Das 470er-Gespann David Bargehr/Lukas Mähr hat beim Weltcup-Finale vor Santander den zweiten Platz behauptet. Am Donnerstag segelte das Duo je einmal auf den zweiten und den sechsten Platz, nach sechs Wettfahrten ist das Medal Race am Sonntag nicht mehr weit entfernt. „Wir sind voll auf Kurs“, sagte Bargehr und trauerte einem möglichem Sieg nicht nach.

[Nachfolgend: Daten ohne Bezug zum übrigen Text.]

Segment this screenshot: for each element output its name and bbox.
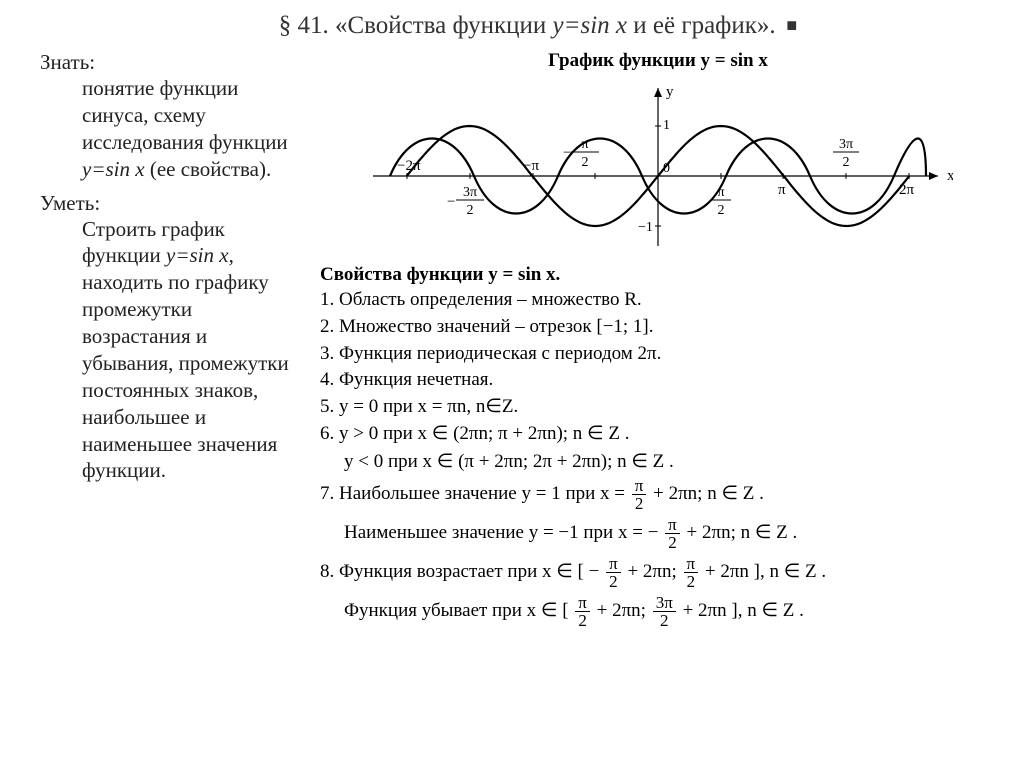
p8b-mid: + 2πn;	[597, 600, 651, 621]
know-body: понятие функции синуса, схему исследован…	[40, 75, 300, 183]
right-column: График функции y = sin x	[320, 50, 996, 633]
svg-text:2: 2	[843, 155, 850, 170]
left-column: Знать: понятие функции синуса, схему исс…	[40, 50, 300, 633]
prop-1: 1. Область определения – множество R.	[320, 288, 996, 312]
prop-2: 2. Множество значений – отрезок [−1; 1].	[320, 315, 996, 339]
svg-text:3π: 3π	[463, 185, 477, 200]
prop-6b: y < 0 при x ∈ (π + 2πn; 2π + 2πn); n ∈ Z…	[320, 450, 996, 474]
know-tail: (ее свойства).	[145, 157, 272, 181]
p8a-mid: + 2πn;	[627, 561, 681, 582]
p7a-post: + 2πn; n ∈ Z .	[653, 483, 764, 504]
svg-text:0: 0	[663, 161, 670, 176]
p8a-pre: 8. Функция возрастает при x ∈ [ −	[320, 561, 599, 582]
svg-text:1: 1	[663, 118, 670, 133]
svg-text:3π: 3π	[839, 137, 853, 152]
p8b-pre: Функция убывает при x ∈ [	[344, 600, 573, 621]
svg-text:−π: −π	[523, 158, 539, 174]
can-text2: , находить по графику промежутки возраст…	[82, 243, 289, 482]
p7a-pre: 7. Наибольшее значение y = 1 при x =	[320, 483, 630, 504]
know-func: y=sin x	[82, 157, 145, 181]
can-block: Уметь: Строить график функции y=sin x, н…	[40, 191, 300, 485]
know-text: понятие функции синуса, схему исследован…	[82, 76, 288, 154]
content-row: Знать: понятие функции синуса, схему исс…	[40, 50, 996, 633]
prop-5: 5. y = 0 при x = πn, n∈Z.	[320, 395, 996, 419]
frac-8a2: π2	[684, 555, 699, 590]
svg-text:2: 2	[718, 203, 725, 218]
prop-7a: 7. Наибольшее значение y = 1 при x = π2 …	[320, 477, 996, 512]
can-label: Уметь:	[40, 191, 100, 215]
p8a-post: + 2πn ], n ∈ Z .	[705, 561, 826, 582]
frac-pi2-b: π2	[665, 516, 680, 551]
title-suffix: и её график».	[627, 12, 776, 39]
title-prefix: § 41. «Свойства функции	[279, 12, 553, 39]
prop-8a: 8. Функция возрастает при x ∈ [ − π2 + 2…	[320, 555, 996, 590]
frac-8a1: π2	[606, 555, 621, 590]
svg-text:x: x	[947, 168, 953, 184]
svg-text:−2π: −2π	[397, 158, 421, 174]
p8b-post: + 2πn ], n ∈ Z .	[683, 600, 804, 621]
svg-text:2: 2	[582, 155, 589, 170]
svg-text:π: π	[778, 182, 786, 198]
frac-8b1: π2	[575, 594, 590, 629]
p7b-post: + 2πn; n ∈ Z .	[687, 522, 798, 543]
svg-text:−1: −1	[638, 220, 653, 235]
svg-text:2: 2	[467, 203, 474, 218]
prop-6a: 6. y > 0 при x ∈ (2πn; π + 2πn); n ∈ Z .	[320, 422, 996, 446]
bullet-icon: ■	[782, 15, 797, 35]
page-title: § 41. «Свойства функции y=sin x и её гра…	[40, 12, 996, 40]
prop-8b: Функция убывает при x ∈ [ π2 + 2πn; 3π2 …	[320, 594, 996, 629]
svg-text:π: π	[581, 137, 588, 152]
title-func: y=sin x	[553, 12, 628, 39]
prop-4: 4. Функция нечетная.	[320, 368, 996, 392]
svg-text:−: −	[447, 194, 455, 210]
sine-graph: x y −2π −π π 2π 0 1 −1 π 2 − 3π 2 − π	[363, 76, 953, 256]
can-func: y=sin x	[166, 243, 229, 267]
props-title: Свойства функции y = sin x.	[320, 264, 996, 286]
graph-title: График функции y = sin x	[320, 50, 996, 72]
svg-text:−: −	[563, 145, 571, 161]
know-label: Знать:	[40, 50, 95, 74]
svg-text:y: y	[666, 84, 674, 100]
svg-text:2π: 2π	[899, 182, 915, 198]
can-body: Строить график функции y=sin x, находить…	[40, 216, 300, 485]
know-block: Знать: понятие функции синуса, схему исс…	[40, 50, 300, 183]
prop-7b: Наименьшее значение y = −1 при x = − π2 …	[320, 516, 996, 551]
prop-3: 3. Функция периодическая с периодом 2π.	[320, 342, 996, 366]
frac-pi2-a: π2	[632, 477, 647, 512]
svg-text:π: π	[717, 185, 724, 200]
frac-8b2: 3π2	[653, 594, 676, 629]
p7b-pre: Наименьшее значение y = −1 при x = −	[344, 522, 658, 543]
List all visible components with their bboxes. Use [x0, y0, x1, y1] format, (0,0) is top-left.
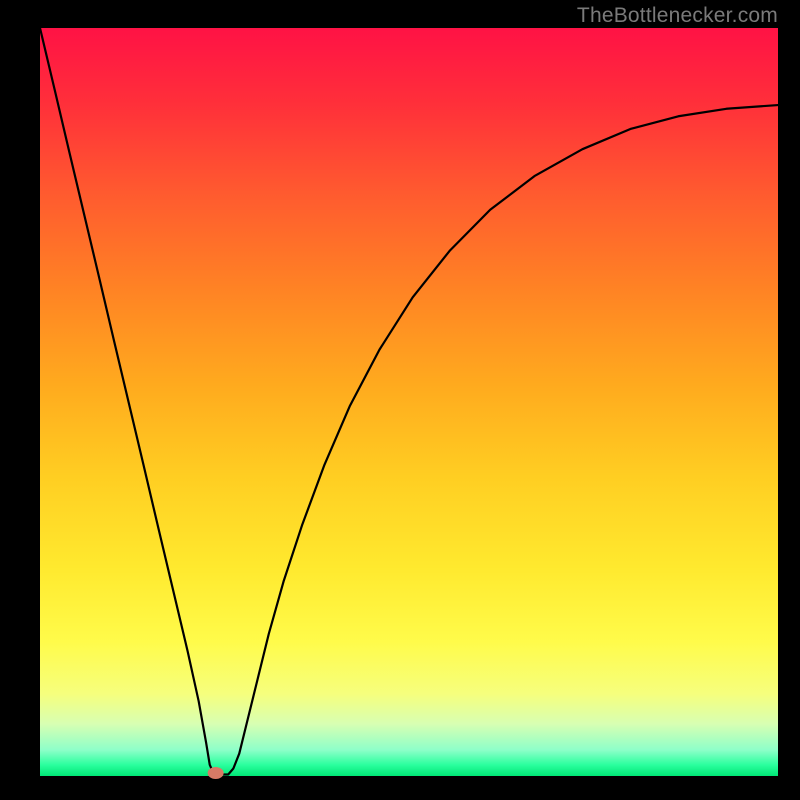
- chart-container: { "watermark": "TheBottlenecker.com", "c…: [0, 0, 800, 800]
- optimal-point-marker: [208, 767, 224, 779]
- bottleneck-chart: [0, 0, 800, 800]
- watermark-text: TheBottlenecker.com: [577, 4, 778, 28]
- plot-background: [40, 28, 778, 776]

„Das war ein super Tag heute für uns, wir sind in der ersten Wettfahrt haarscharf am Sieg vorbeigesegelt“, meinte Steuermann Bargehr nach dem dritten Finaltag, der erneut schwierige Bedingungen brachte. Hohe Wellen, wechselnde Winde und Windstärken bis zu 15 Knoten machten allen das Leben schwer. „Bei der EM hatten wir bei solchen Verhältnissen noch nicht den Speed. Dass es uns jetzt so aufgeht, freut uns riesig“, sagte Bargehr.

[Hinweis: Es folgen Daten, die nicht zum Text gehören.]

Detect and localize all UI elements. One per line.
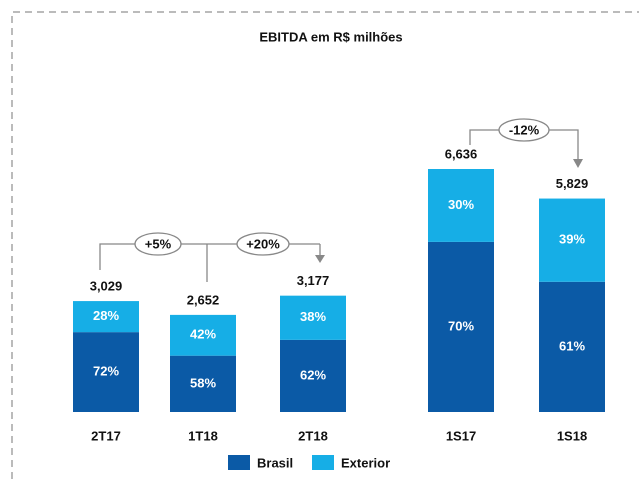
segment-label: 42% bbox=[190, 327, 216, 342]
segment-label: 70% bbox=[448, 318, 474, 333]
bar-segment bbox=[428, 169, 494, 242]
segment-label: 72% bbox=[93, 364, 119, 379]
legend-label: Brasil bbox=[257, 455, 293, 470]
segment-label: 58% bbox=[190, 375, 216, 390]
segment-label: 62% bbox=[300, 367, 326, 382]
arrow-head bbox=[315, 255, 325, 263]
annotation-oval bbox=[236, 232, 290, 256]
segment-label: 30% bbox=[448, 197, 474, 212]
segment-label: 28% bbox=[93, 308, 119, 323]
bar-segment bbox=[539, 198, 605, 282]
bar-segment bbox=[428, 241, 494, 412]
segment-label: 38% bbox=[300, 309, 326, 324]
annotation: +20% bbox=[246, 236, 280, 251]
legend-swatch bbox=[312, 455, 334, 470]
annotation-oval bbox=[134, 232, 182, 256]
segment-label: 61% bbox=[559, 338, 585, 353]
annotation: -12% bbox=[509, 122, 540, 137]
bar-segment bbox=[73, 332, 139, 412]
annotation-oval bbox=[498, 118, 550, 142]
total-label: 3,177 bbox=[297, 273, 330, 288]
x-tick-label: 1S18 bbox=[557, 428, 587, 443]
bar-segment bbox=[280, 295, 346, 340]
chart-title: EBITDA em R$ milhões bbox=[259, 29, 402, 44]
segment-label: 39% bbox=[559, 232, 585, 247]
x-tick-label: 1S17 bbox=[446, 428, 476, 443]
total-label: 5,829 bbox=[556, 176, 589, 191]
annotation: +5% bbox=[145, 236, 172, 251]
bar-segment bbox=[73, 301, 139, 333]
bar-segment bbox=[170, 355, 236, 412]
x-tick-label: 2T17 bbox=[91, 428, 121, 443]
arrow-head bbox=[573, 159, 583, 168]
x-tick-label: 2T18 bbox=[298, 428, 328, 443]
legend-label: Exterior bbox=[341, 455, 390, 470]
bar-segment bbox=[170, 314, 236, 356]
total-label: 3,029 bbox=[90, 279, 123, 294]
bar-segment bbox=[280, 339, 346, 412]
total-label: 2,652 bbox=[187, 292, 220, 307]
legend-swatch bbox=[228, 455, 250, 470]
bar-segment bbox=[539, 281, 605, 412]
x-tick-label: 1T18 bbox=[188, 428, 218, 443]
total-label: 6,636 bbox=[445, 146, 478, 161]
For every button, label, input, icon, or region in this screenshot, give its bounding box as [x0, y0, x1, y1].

David Bargehr und Lukas Mähr

David Pichler/www.dapic.rocks

David Bargehr und Lukas Mähr segeln vor Santander im Spitzenfeld

Nikolaus Kampelmühler/Thomas Czajka konnten sich mit einem elften und einem zwölften Platz im Zwischenklassement nicht verbessern und sind auf Rang 14 zu finden. „Für morgen ist weniger Wind angesagt, das sollte uns entgegenkommen“, hoffte Czajka.

49er wieder in Top-Ten

Olympia-Bronzemedaillengewinnerin Tanja Frank und Lorena Abicht erzielten in der 49er-FX-Klasse mit dem neunten Platz in der letzten Wettfahrt am Donnerstag wieder ein Top-Ten-Ergebnis. In der Gesamtwertung blieb das Duo auf Rang 13. Angelika Kohlendorfer und Lisa Farthofer, die ihre Migräne überstanden hat, schafften einen elften Rang, blieben aber nach den beiden ausgelassenen Wettfahrten vom Mittwoch auf dem 15. und letzten Platz.